Vladimir Lazerson: Army Medic, Peace Psychologist

Vladimiras Lazersonas: karo medikas ir taikos psichologas
Valdimir and Regina Lazerson

by Jūratė Vaižgauskaitė
manoteises.lt

“We used to drink tea using the ‘look’ method: a lump of sugar was tied to a string and we’d look at it while we sipped tea. The tea wasn’t any sweeter for that, but we all had a good time,” Vladimir Lazerson’s daughter Tamara wrote in her memoirs. Lazerson was a professor and early practitioner of clinical psychology. They drank that imagined sweet tea in the Kaunas ghetto where they were imprisoned in June of 1941.

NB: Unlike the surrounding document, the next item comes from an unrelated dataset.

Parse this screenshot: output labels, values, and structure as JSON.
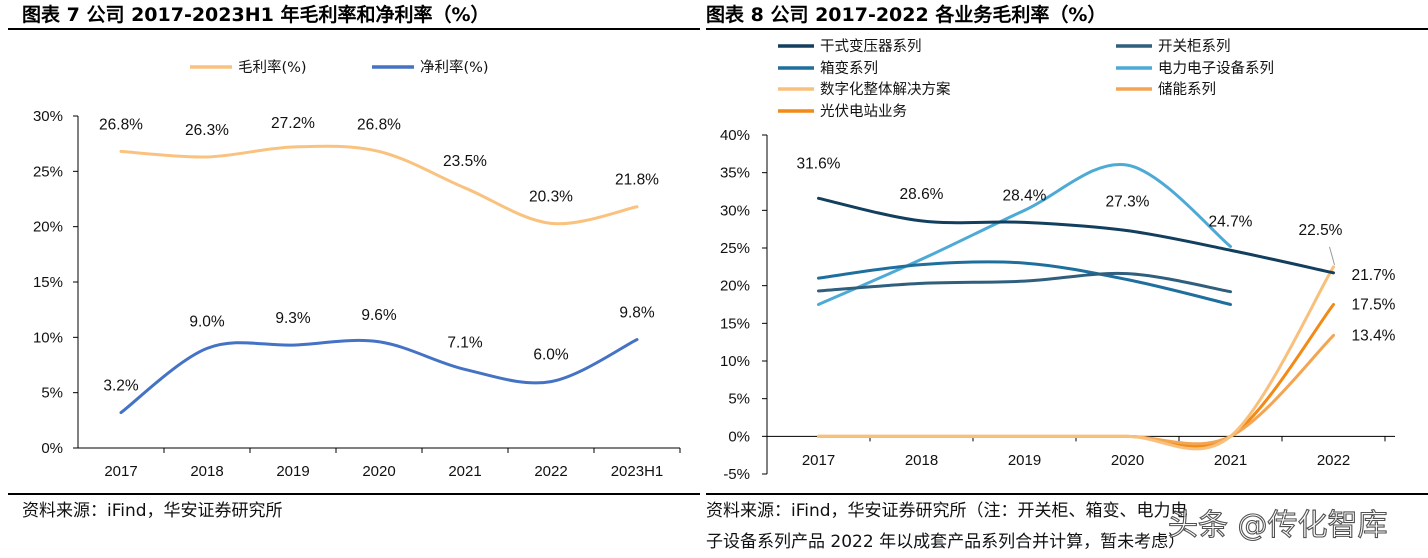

First professor Lazerson was thrown out of university. Then his house was taken away, his books burned and he was sent to Dachau. There he died. He had dozens of articles published and was the founder in Lithuania of several branches of psychology, and practiced clinical psychology as a military medic.

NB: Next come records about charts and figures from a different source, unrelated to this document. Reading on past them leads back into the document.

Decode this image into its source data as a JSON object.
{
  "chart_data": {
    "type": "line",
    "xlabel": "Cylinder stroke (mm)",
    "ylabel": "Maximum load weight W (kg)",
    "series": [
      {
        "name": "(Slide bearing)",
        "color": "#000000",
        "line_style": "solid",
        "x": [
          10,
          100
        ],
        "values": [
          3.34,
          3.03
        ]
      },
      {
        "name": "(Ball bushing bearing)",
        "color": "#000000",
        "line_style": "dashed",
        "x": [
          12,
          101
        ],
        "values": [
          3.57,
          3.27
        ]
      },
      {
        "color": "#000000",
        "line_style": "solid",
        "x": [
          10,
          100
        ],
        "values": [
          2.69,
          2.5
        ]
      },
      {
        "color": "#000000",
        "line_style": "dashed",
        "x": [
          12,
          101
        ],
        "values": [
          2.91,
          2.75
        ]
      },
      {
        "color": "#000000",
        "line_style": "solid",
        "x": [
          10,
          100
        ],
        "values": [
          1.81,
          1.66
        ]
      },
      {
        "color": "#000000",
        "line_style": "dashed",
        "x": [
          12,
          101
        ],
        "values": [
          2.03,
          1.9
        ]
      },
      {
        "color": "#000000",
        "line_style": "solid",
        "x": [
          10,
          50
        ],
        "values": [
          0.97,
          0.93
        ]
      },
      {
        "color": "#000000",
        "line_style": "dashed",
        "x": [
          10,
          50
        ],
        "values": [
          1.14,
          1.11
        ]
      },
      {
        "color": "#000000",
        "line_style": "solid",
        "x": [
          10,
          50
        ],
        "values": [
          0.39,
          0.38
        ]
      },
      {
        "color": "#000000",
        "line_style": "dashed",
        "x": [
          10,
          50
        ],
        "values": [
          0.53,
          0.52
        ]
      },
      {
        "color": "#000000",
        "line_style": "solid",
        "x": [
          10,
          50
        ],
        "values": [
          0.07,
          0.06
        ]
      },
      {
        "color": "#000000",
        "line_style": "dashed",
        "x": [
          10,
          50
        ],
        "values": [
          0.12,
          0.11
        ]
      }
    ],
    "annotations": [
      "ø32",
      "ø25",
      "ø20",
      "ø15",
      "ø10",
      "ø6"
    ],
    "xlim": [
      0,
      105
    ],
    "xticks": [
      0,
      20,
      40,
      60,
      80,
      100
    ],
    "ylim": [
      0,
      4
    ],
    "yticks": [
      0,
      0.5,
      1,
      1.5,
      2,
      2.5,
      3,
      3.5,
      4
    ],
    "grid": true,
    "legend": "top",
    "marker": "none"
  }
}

Army Medic, Peace Psychologist

Born in Moscow, Lazerson began his scholastic career at German and Swiss universities. He defended a dissertation thesis in psychology in 1911 and then went on to study medicine in Germany and Russia. His path to Lithuania was a winding one. Working as a military medic and associate professor in Kiev, he left when pogroms began and chose newly independent Lithuania as a destination.